The Age of Acceleration: How Construction is Adapting to New Technology

 Acceleration in technology brings building marvels to San Francisco.

Here at LISA, we’ve been steadily absorbing Thomas Friedman’s recent book, Thank You for Being Late: An Optimist’s Guide to Thriving in the Age of Accelerations, and its implications for the AEC industry.

“Today, the accelerating speed of scientific and technological innovations can outpace the capacity of the average human being and our societal structures to adapt and absorb them,” Eric Teller, an executive at Google, tells Friedman. Teller’s research and development lab are responsible for Google’s self-driving car.

“Many of us cannot keep pace anymore,” Teller goes on, “and that is causing a lot of cultural angst. It’s also preventing us from fully benefiting from all of the new technology that is coming along every day.”

Friedman asks readers to consider, for example, how computer technology has evolved and how we’ve had to adapt to each of these technological firsts: there was the printing press, the telegraph, and the manual typewriter; the Telex, the mainframe computer, and the first word processors; the PC, the Internet, and the laptop; the mobile phone, mobile apps, and big data; and now virtual reality, human-genome sequencing, artificial intelligence, and the self-driving car.

In the last few decades, the pace of acceleration is on an even steeper upward trajectory. (Friedman’s thesis is that technology is one of three drivers of this acceleration; the other two are climate change and globalization.) Where we’ve come, and where we might be going, it’s all a bit dizzying.

To thrive in this new age, Friedman writes, it is imperative that we adjust and adapt: “Anyone who falls back on tried-and-true formulae or dogmatisms in a world changing this fast is asking for trouble.”

Enhancing humanity’s adaptability, says Google’s Teller, “is 90 percent about optimizing for learning—applying features that drive technological innovation to our culture and social structures.”

The construction industry is at the forefront of industries actively “optimizing for learning.” Advances in and the application of technology is not happening only at Google, Intel, and Tesla—it’s going on in every metropolitan construction ecosystem in the country.

Today, the AEC industry is fully capable of benefiting from new technology. The nearly finished 181 Fremont skyscraper, for example, would have been impossible without cutting-edge BIM technology.

Or take the two towers located on San Francisco’s Rincon Hill: the 60-story, 641-foot One Rincon Hill South Tower, completed in 2008, and the 50-story, 541-foot One Rincon Hill North Tower, finished in 2014. Together they form a stunning, 709-unit residential complex connected by townhomes at their base.

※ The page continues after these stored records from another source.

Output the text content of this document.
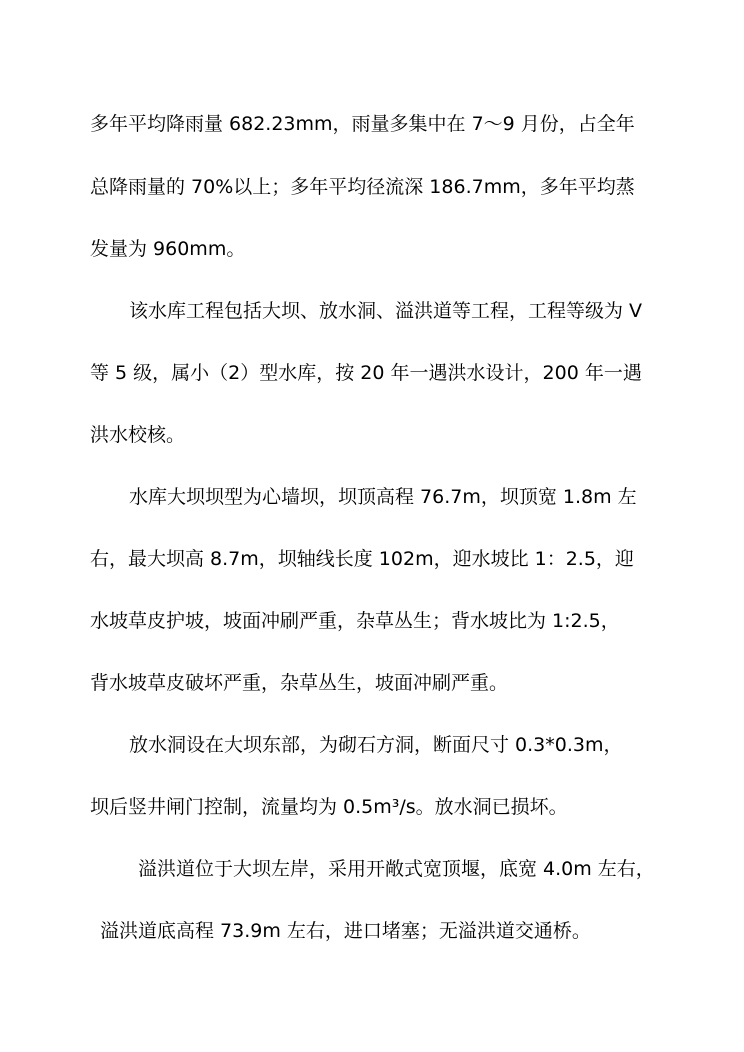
多年平均降雨量 682.23mm，雨量多集中在 7～9 月份，占全年
总降雨量的 70%以上；多年平均径流深 186.7mm，多年平均蒸
发量为 960mm。
该水库工程包括大坝、放水洞、溢洪道等工程，工程等级为 V
等 5 级，属小（2）型水库，按 20 年一遇洪水设计，200 年一遇
洪水校核。
水库大坝坝型为心墙坝，坝顶高程 76.7m，坝顶宽 1.8m 左
右，最大坝高 8.7m，坝轴线长度 102m，迎水坡比 1：2.5，迎
水坡草皮护坡，坡面冲刷严重，杂草丛生；背水坡比为 1:2.5，
背水坡草皮破坏严重，杂草丛生，坡面冲刷严重。
放水洞设在大坝东部，为砌石方洞，断面尺寸 0.3*0.3m，
坝后竖井闸门控制，流量均为 0.5m³/s。放水洞已损坏。
溢洪道位于大坝左岸，采用开敞式宽顶堰，底宽 4.0m 左右，
溢洪道底高程 73.9m 左右，进口堵塞；无溢洪道交通桥。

The two towers were built on Rincon Hill’s apex and only eight miles from the San Andreas Fault. To allow for placement in such a dangerous seismic area writes The Skyscraper Center, the project “employed a first-of-its-kind structural system using a nontraditional Performance Seismic Design approach (PSD), the first ever to be approved in California.”

The South Tower’s seismic safety began with a 13-foot-thick, pile-raft foundation embedded deep into serpentine rock. Its ability to absorb shock was ensured using outriggers—tall reinforced concrete columns built around the core of the building. The columns connect to the core with “buckling restrained braces encased in sleeves of steel and reinforced concrete,” writes SFGate, and are “designed to provide extra strength in case of a strong shock, as in an earthquake.”

When the South Tower was built, due to its isolated location—a lone beacon south of San Francisco’s main business district—engineers realized that dangerous winds could cause the building to sway. In response, they built a 50,000-gallon water tank, called a tuned sloshing damper, that, in the event of wind acceleration, sloshes water to counteract the wind’s force. Boston, New York, South Korea, and Hong Kong use the same technology. It was the first on the West Coast.  

The Rincon Hill project had so many innovative aspects that building inspectors were caught off-guard, noted SFGate: “The combination of the core construction, the bracing system, and the water tanks make One Rincon so unique that San Francisco building inspectors were cautious at first about approving the plans.”

They did. And these technological marvels got built.

In an age of increasing acceleration across the board, the AEC industry continues to adapt to new technologies. Bringing more sharp minds into the industry will ensure its adaptability and resilience continues.